Hearing the House will come the following day, but that’s not yet solid.
*** UPDATE 2 *** Speaker Welch…
“As I indicated before we adjourned on the final day of session, the House is expected to return next week on Wednesday, June 16 to take care of some final-action legislation. Items such as the energy proposal, unemployment insurance, and an elected school board for Chicago will be at the top of our list. We were able to accomplish big things this legislative session, and I’m eager to keep that spirit alive in a quick special session next week.”
* Steve Daniels at Crain’s…
Senate President Don Harmon said [Monday] that he expects a vote in his chamber as early as next week on the wide-ranging energy bill that was the subject of frenzied negotiation at the end of the session.
Harmon, D-Oak Park, said he didn’t expect there to be changes to Gov. J.B. Pritzker’s insistence that all coal-fired plants in Illinois shut down by 2035, despite the entreaties of municipally-owned utilities that are on the hook past that date to pay for the Prairie State plant built a little over a decade ago. Those utilities, and unions representing workers at the plant in Marissa, Ill., about 40 miles southeast of St. Louis, continue to lobby lawmakers to permit the plant to stay open longer. […]
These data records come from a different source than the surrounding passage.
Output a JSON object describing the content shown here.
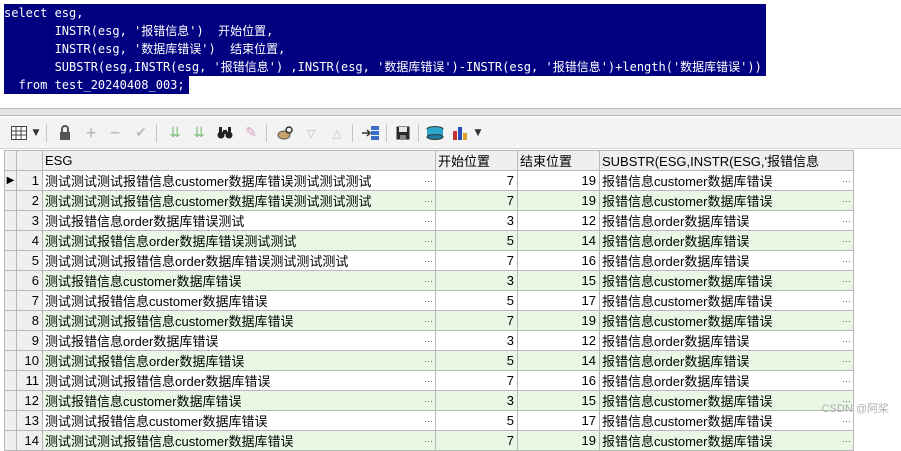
{
  "editor": {
    "lines": [
      "select esg,",
      "       INSTR(esg, '报错信息')  开始位置,",
      "       INSTR(esg, '数据库错误')  结束位置,",
      "       SUBSTR(esg,INSTR(esg, '报错信息') ,INSTR(esg, '数据库错误')-INSTR(esg, '报错信息')+length('数据库错误'))",
      "  from test_20240408_003;"
    ]
  },
  "toolbar": {
    "icons": [
      "grid-view-icon",
      "lock-icon",
      "add-record-icon",
      "delete-record-icon",
      "post-edit-icon",
      "filter-icon",
      "clear-filter-icon",
      "find-icon",
      "clear-icon",
      "query-by-example-icon",
      "sort-down-icon",
      "sort-up-icon",
      "export-icon",
      "save-icon",
      "connect-icon",
      "chart-icon"
    ]
  },
  "grid": {
    "columns": [
      "ESG",
      "开始位置",
      "结束位置",
      "SUBSTR(ESG,INSTR(ESG,'报错信息"
    ],
    "rows": [
      {
        "n": "1",
        "esg": "测试测试测试报错信息customer数据库错误测试测试测试",
        "start": "7",
        "end": "19",
        "sub": "报错信息customer数据库错误"
      },
      {
        "n": "2",
        "esg": "测试测试测试报错信息customer数据库错误测试测试测试",
        "start": "7",
        "end": "19",
        "sub": "报错信息customer数据库错误"
      },
      {
        "n": "3",
        "esg": "测试报错信息order数据库错误测试",
        "start": "3",
        "end": "12",
        "sub": "报错信息order数据库错误"
      },
      {
        "n": "4",
        "esg": "测试测试报错信息order数据库错误测试测试",
        "start": "5",
        "end": "14",
        "sub": "报错信息order数据库错误"
      },
      {
        "n": "5",
        "esg": "测试测试测试报错信息order数据库错误测试测试测试",
        "start": "7",
        "end": "16",
        "sub": "报错信息order数据库错误"
      },
      {
        "n": "6",
        "esg": "测试报错信息customer数据库错误",
        "start": "3",
        "end": "15",
        "sub": "报错信息customer数据库错误"
      },
      {
        "n": "7",
        "esg": "测试测试报错信息customer数据库错误",
        "start": "5",
        "end": "17",
        "sub": "报错信息customer数据库错误"
      },
      {
        "n": "8",
        "esg": "测试测试测试报错信息customer数据库错误",
        "start": "7",
        "end": "19",
        "sub": "报错信息customer数据库错误"
      },
      {
        "n": "9",
        "esg": "测试报错信息order数据库错误",
        "start": "3",
        "end": "12",
        "sub": "报错信息order数据库错误"
      },
      {
        "n": "10",
        "esg": "测试测试报错信息order数据库错误",
        "start": "5",
        "end": "14",
        "sub": "报错信息order数据库错误"
      },
      {
        "n": "11",
        "esg": "测试测试测试报错信息order数据库错误",
        "start": "7",
        "end": "16",
        "sub": "报错信息order数据库错误"
      },
      {
        "n": "12",
        "esg": "测试报错信息customer数据库错误",
        "start": "3",
        "end": "15",
        "sub": "报错信息customer数据库错误"
      },
      {
        "n": "13",
        "esg": "测试测试报错信息customer数据库错误",
        "start": "5",
        "end": "17",
        "sub": "报错信息customer数据库错误"
      },
      {
        "n": "14",
        "esg": "测试测试测试报错信息customer数据库错误",
        "start": "7",
        "end": "19",
        "sub": "报错信息customer数据库错误"
      }
    ]
  },
  "watermark": "CSDN @阿桨"
}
“I think enough of the members that were concerned about (Prairie State) have come to terms with the 2035 date,” Harmon said in an interview. […]
Observers believe that enough support in the House is virtually assured, so the Senate remains the primary question mark. Harmon’s remarks today provide more assurance that the biggest state energy package since the deregulation of the generation industry in the late 1990s will pass.
* SJ-R…
A coalition of unions, utility officials and Democratic and Republican lawmakers from central and southern Illinois called on Gov. JB Pritzker and legislative leaders Friday to exempt nonprofit coal-fired plants from mandated 2035 closures in an upcoming clean-energy bill.
“Springfield already is doing the right things to transition to a ‘zero-carbon’ future,” Springfield Mayor Jim Langfelder said at a news conference at the Steamfitters & Plumbers Local 137 hall in Springfield.
Doug Brown, chief utility officer of Springfield’s municipality-owned City Water, Light & Power, said it is “not feasible” for the utility to close all of its coal-fired units in 14 years without the potential for higher electricity bills for consumers and shortages of power downstate that could lead to “brown-outs” and electricity restrictions.
Stop with the scare tactics, already. This state has a glut of electricity…
Illinois is the third-largest net electricity exporter among the states, and typically sends about one-fifth of the power it generates to other states via the interstate transmission lines. […]
Coal-fired power plants have been the second-largest electricity providers in Illinois for the past decade. However, coal’s contribution to in-state generation has declined, dropping to 27% of generation in 2019 as more than a dozen older coal-fired generating plants have shut down. Others are being considered for closure, in response to stricter emissions regulations and economic pressures. Natural gas-fired generation provided slightly more than 10% of the state’s net generation in 2019, an all-time high and about four times more than in 2008. Wind energy accounts for almost all the rest of the state’s net generation.
The real issue is the mismanagement of the local electric power supply…
[Springfield] owes about $36.6 million annually on bond payments, Brown said.